Human intestinal epithelial and smooth muscle cells are potent producers of IL-6

1Department of Surgery, Saint Louis University School of Medicine, St Louis, Missouri, USA
2Department of Surgery, DVA Medical Center, St Louis, Missouri, USA
3Department of Surgery, Washington University School of Medicine, Campus Box 8109, 660 S. Euclid Avenue, St Louis, Missouri 63110-1093, USA

Copyright © 2003 Hindawi Publishing Corporation. This is an open access article distributed under the Creative Commons Attribution License, which permits unrestricted use, distribution, and reproduction in any medium, provided the original work is properly cited.

Abstract

Background: Interleukin-6 (IL-6), a pluripotent cytokine, has traditionally been considered the product of proinflammatory cells. However, many other cell types have been shown to produce IL-6. Since intestinal inflammation is commonly associated with a vigorous systemic inflammatory response, we hypothesized that intestinal epithelial and smooth muscle cells might contribute to that response by producing IL-6. We therefore studied the capacity of differentiated human intestinal epithelial and smooth muscle cell lines to produce IL-6 in response to various proinflammatory stimuli.

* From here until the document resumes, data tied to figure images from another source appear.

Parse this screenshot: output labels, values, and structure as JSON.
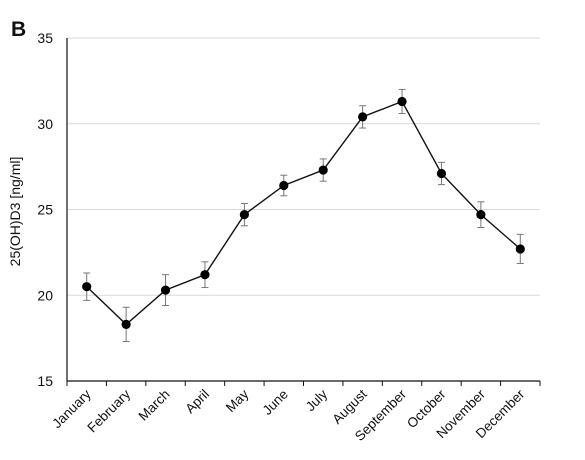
{
  "panel_label": "B",
  "chart_data": {
    "type": "line",
    "title": "",
    "xlabel": "",
    "ylabel": "25(OH)D3 [ng/ml]",
    "categories": [
      "January",
      "February",
      "March",
      "April",
      "May",
      "June",
      "July",
      "August",
      "September",
      "October",
      "November",
      "December"
    ],
    "ylim": [
      15,
      35
    ],
    "yticks": [
      15,
      20,
      25,
      30,
      35
    ],
    "grid": true,
    "series": [
      {
        "values": [
          20.5,
          18.3,
          20.3,
          21.2,
          24.7,
          26.4,
          27.3,
          30.4,
          31.3,
          27.1,
          24.7,
          22.7
        ],
        "error": [
          0.8,
          1.0,
          0.9,
          0.75,
          0.65,
          0.6,
          0.65,
          0.65,
          0.7,
          0.65,
          0.75,
          0.85
        ]
      }
    ],
    "colors": {
      "line": "#111111",
      "marker": "#000000",
      "error_bar": "#777777",
      "grid": "#d9d9d9",
      "axis": "#111111"
    }
  }
}
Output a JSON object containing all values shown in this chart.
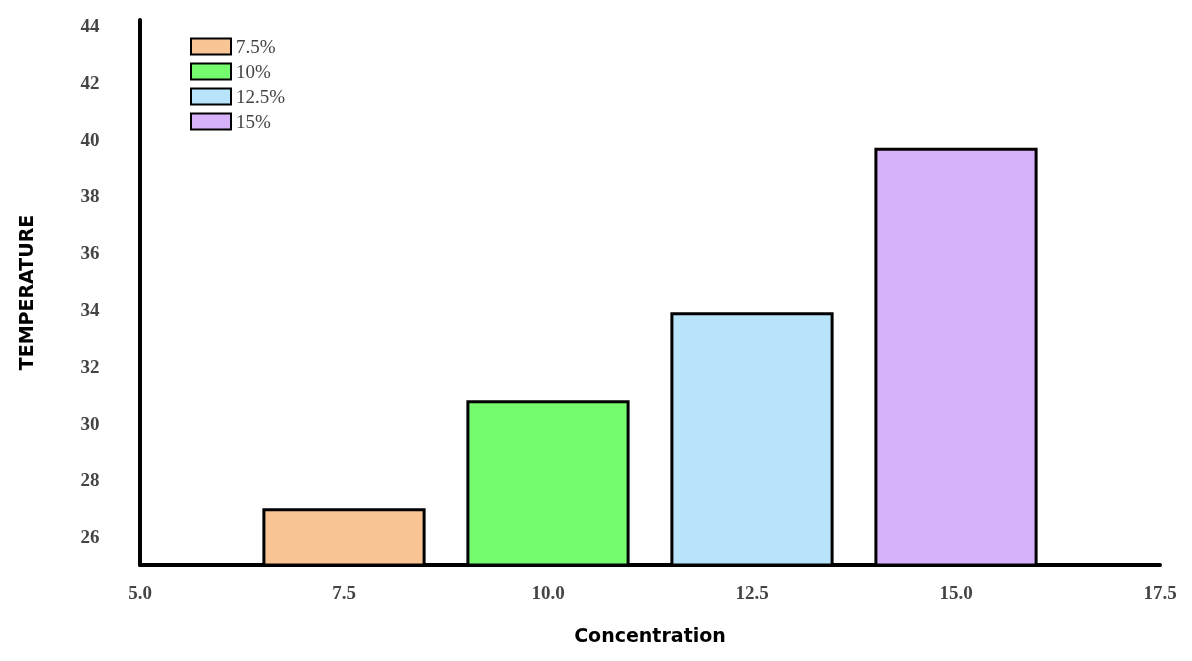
{
  "chart_data": {
    "type": "bar",
    "xlabel": "Concentration",
    "ylabel": "TEMPERATURE",
    "series": [
      {
        "name": "7.5%",
        "color": "#f9c594",
        "x": [
          7.5
        ],
        "values": [
          27.0
        ]
      },
      {
        "name": "10%",
        "color": "#74fb6e",
        "x": [
          10.0
        ],
        "values": [
          30.8
        ]
      },
      {
        "name": "12.5%",
        "color": "#b7e4fa",
        "x": [
          12.5
        ],
        "values": [
          33.9
        ]
      },
      {
        "name": "15%",
        "color": "#d8b1fb",
        "x": [
          15.0
        ],
        "values": [
          39.7
        ]
      }
    ],
    "xlim": [
      5.0,
      17.5
    ],
    "xticks": [
      {
        "value": 5,
        "label": "5.0"
      },
      {
        "value": 7.5,
        "label": "7.5"
      },
      {
        "value": 10,
        "label": "10.0"
      },
      {
        "value": 12.5,
        "label": "12.5"
      },
      {
        "value": 15,
        "label": "15.0"
      },
      {
        "value": 17.5,
        "label": "17.5"
      }
    ],
    "ylim": [
      25,
      44.2
    ],
    "yticks": [
      26,
      28,
      30,
      32,
      34,
      36,
      38,
      40,
      42,
      44
    ],
    "grid": false,
    "legend": "top left"
  }
}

Materials and methods: CCL-241, a human intestinal epithelial cell line, and HISM, a human intestinal muscle cell line, were grown to confluency and then treated for 24 h with various concentrations of lipopolysaccharide,Clostridium difficile culture extract containing both toxin A and toxin B, recombinant human tumor necrosis factor-alpha (TNF-α), or recombinant human interleukin-1 beta (IL-1β). Supernatants were then collected for IL-6 determination using an enzyme-linked immunosorbent assay. Cell numbers were determined using a Coulter counter. For comparison, parallel studies were performed using phorbol ester-primed U-937 and THP-1 human macrophage cell lines.

Results: Both human intestinal epithelial and smooth muscle cells produced IL-6 under basal conditions. In HISM cells, but not in CCL-241 cells, IL-6 release was increased slightly by treatment with C. difficile culture extract containing both toxin A and toxin B and with lipopolysaccharide. In both cell lines, IL-6 production was profoundly stimulated by treatment with IL-1β and less so with TNF-α. Combinations of high-dose TNF-α and IL-1β may have a slightly additive, but not synergistic, effect on IL-6 release. The amount of IL-6 produced by IL-1-stimulated intestinal cell lines was 70-fold higher than that produced by stimulated macrophage cell lines.

Conclusions: Both intestinal epithelial and smooth muscle cells demonstrate the ability to release significant amounts of IL-6. The profound response to IL-1β and TNF-α stimulation by both cell lines suggests that human intestinal parenchymal cells, influenced by paracrine mediators liberated from proinflammatory cells, might significantly contribute to the overall systemic inflammatory response by producing IL-6.